Еще более примечательную оценку его деятельности дал Ж. Жуссеран, французский посол в Вашингтоне, который докладывал своему правительству: «Son succes a ete complet aupres des gens les plus divers; les Anglais n’ont jamais rien fait dui ait pu si utilement servir a effacer les anciennes animosites».[122]
Даже король, весьма скупой на похвалы своим детям, писал принцу после его визита в Канаду:
«Шлю тебе самые горячие поздравления по поводу блестящего успеха твоей поездки, который в огромной мере связан с твоими личными достоинствами и великолепным поведением. Это заставляет меня гордиться тобой и испытывать большую радость от того, что моего сына могут принимать с таким удивительным энтузиазмом, с такой любовью и преданностью».
Однако эта эйфория длилась недолго. Принц Уэльский, от которого и родители, и собственное окружение требовали, чтобы он вел себя с осмотрительностью проконсула, в основном считал свои заморские поездки чрезвычайно скучными. «Он не проявил никакого интереса к стране, ее институтам или системе управления», — сообщал в Лондон британский посол в Токио. Принц также «допустил ошибку, не вполне осознав, что находится в чужой стране… и, кажется, решил, что может менять программу пребывания как ему вздумается, отказываясь отправиться в поездки, потребовавшие долгих и дорогостоящих приготовлений». Но все же сэр Чарлз Эллиот проявил понимание ситуации, которым так редко отличался король: «Я начал ему сочувствовать, ощущая, каким скучным и монотонным должно ему все казаться во время королевского турне. Принцы должны считать красные ковры и флаги чем-то вроде растений, везде растущих наподобие травы и деревьев». Принца можно было обвинить и в юношеском максимализме, когда во время одного приема он громогласно заявил, что губернаторы Гонконга и Сингапура являются «древними окаменелостями, которые нужно держать в шкафу в Уайтхолле».

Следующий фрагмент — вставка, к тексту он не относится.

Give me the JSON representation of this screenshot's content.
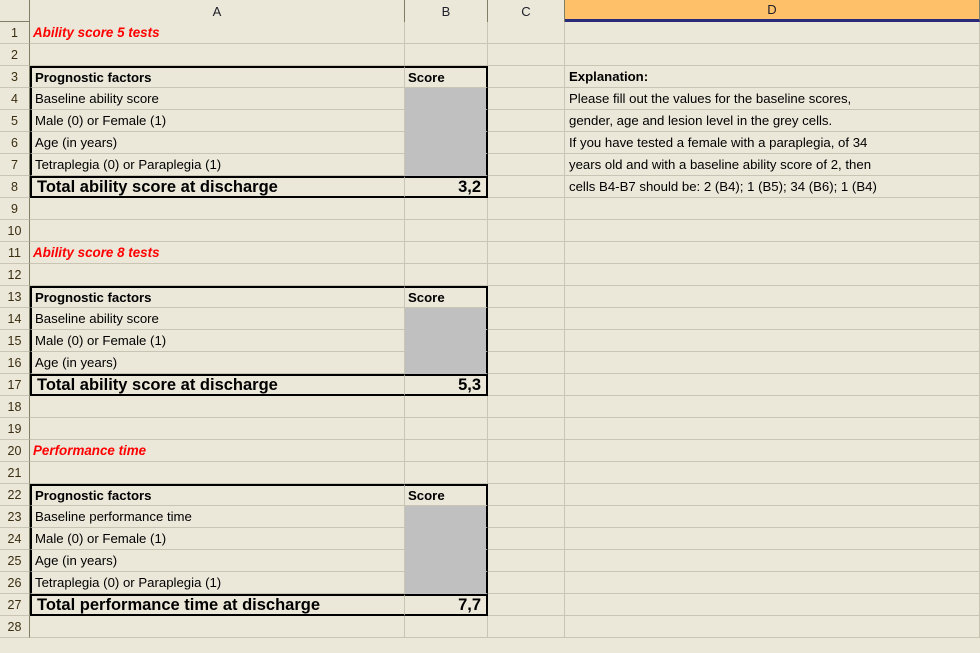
{
  "spreadsheet": {
    "columns": [
      "A",
      "B",
      "C",
      "D"
    ],
    "selected_column": "D",
    "row_numbers": [
      1,
      2,
      3,
      4,
      5,
      6,
      7,
      8,
      9,
      10,
      11,
      12,
      13,
      14,
      15,
      16,
      17,
      18,
      19,
      20,
      21,
      22,
      23,
      24,
      25,
      26,
      27,
      28
    ],
    "colors": {
      "sheet_background": "#ebe8da",
      "input_cell_grey": "#c0c0c0",
      "selected_header_orange": "#ffc06a",
      "selected_header_underline": "#2a2a7a",
      "heading_red": "#ff0000",
      "gridline": "#c8c5b4",
      "header_border": "#7f7f66"
    }
  },
  "blocks": [
    {
      "title": "Ability score 5 tests",
      "title_row": 1,
      "header": {
        "factors": "Prognostic factors",
        "score": "Score"
      },
      "header_row": 3,
      "factors": [
        "Baseline ability score",
        "Male (0) or Female (1)",
        "Age (in years)",
        "Tetraplegia (0) or Paraplegia (1)"
      ],
      "factor_rows": [
        4,
        5,
        6,
        7
      ],
      "total_label": "Total ability score at discharge",
      "total_value": "3,2",
      "total_row": 8
    },
    {
      "title": "Ability score 8 tests",
      "title_row": 11,
      "header": {
        "factors": "Prognostic factors",
        "score": "Score"
      },
      "header_row": 13,
      "factors": [
        "Baseline ability score",
        "Male (0) or Female (1)",
        "Age (in years)"
      ],
      "factor_rows": [
        14,
        15,
        16
      ],
      "total_label": "Total ability score at discharge",
      "total_value": "5,3",
      "total_row": 17
    },
    {
      "title": "Performance time",
      "title_row": 20,
      "header": {
        "factors": "Prognostic factors",
        "score": "Score"
      },
      "header_row": 22,
      "factors": [
        "Baseline performance time",
        "Male (0) or Female (1)",
        "Age (in years)",
        "Tetraplegia (0) or Paraplegia (1)"
      ],
      "factor_rows": [
        23,
        24,
        25,
        26
      ],
      "total_label": "Total performance time at discharge",
      "total_value": "7,7",
      "total_row": 27
    }
  ],
  "explanation": {
    "heading": "Explanation:",
    "heading_row": 3,
    "lines": [
      "Please fill out the values for the baseline scores,",
      "gender, age and lesion level in the grey cells.",
      "If you have tested a female with a paraplegia, of 34",
      "years old and with a baseline ability score of 2, then",
      "cells B4-B7 should be: 2 (B4); 1 (B5); 34 (B6); 1 (B4)"
    ],
    "line_rows": [
      4,
      5,
      6,
      7
    ]
  }
}
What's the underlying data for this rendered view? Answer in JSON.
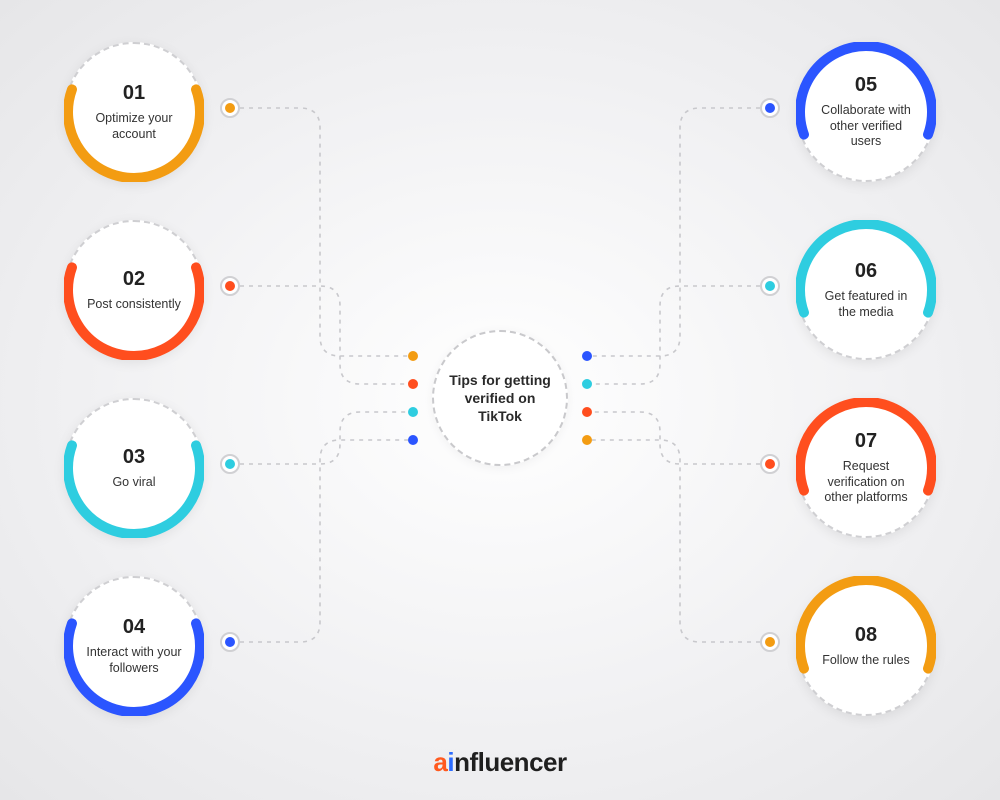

Он также нарушал этикет, пытаясь попутно завести более неформальные знакомства. В этом отношении японцы были готовы пойти ему навстречу. «Со своей обычной сверхосторожностью, — рассказывал Элиот министру иностранных дел, — они подвергали медицинскому освидетельствованию каждое существо женского пола, которое могло оказаться около него… Однажды едва не разразился ужасный скандал, когда две леди-миссионерки, желавшие вручить ему Библию на японском языке, были перехвачены полицией на том основании, что они не были должным образом осмотрены и дезинфицированы».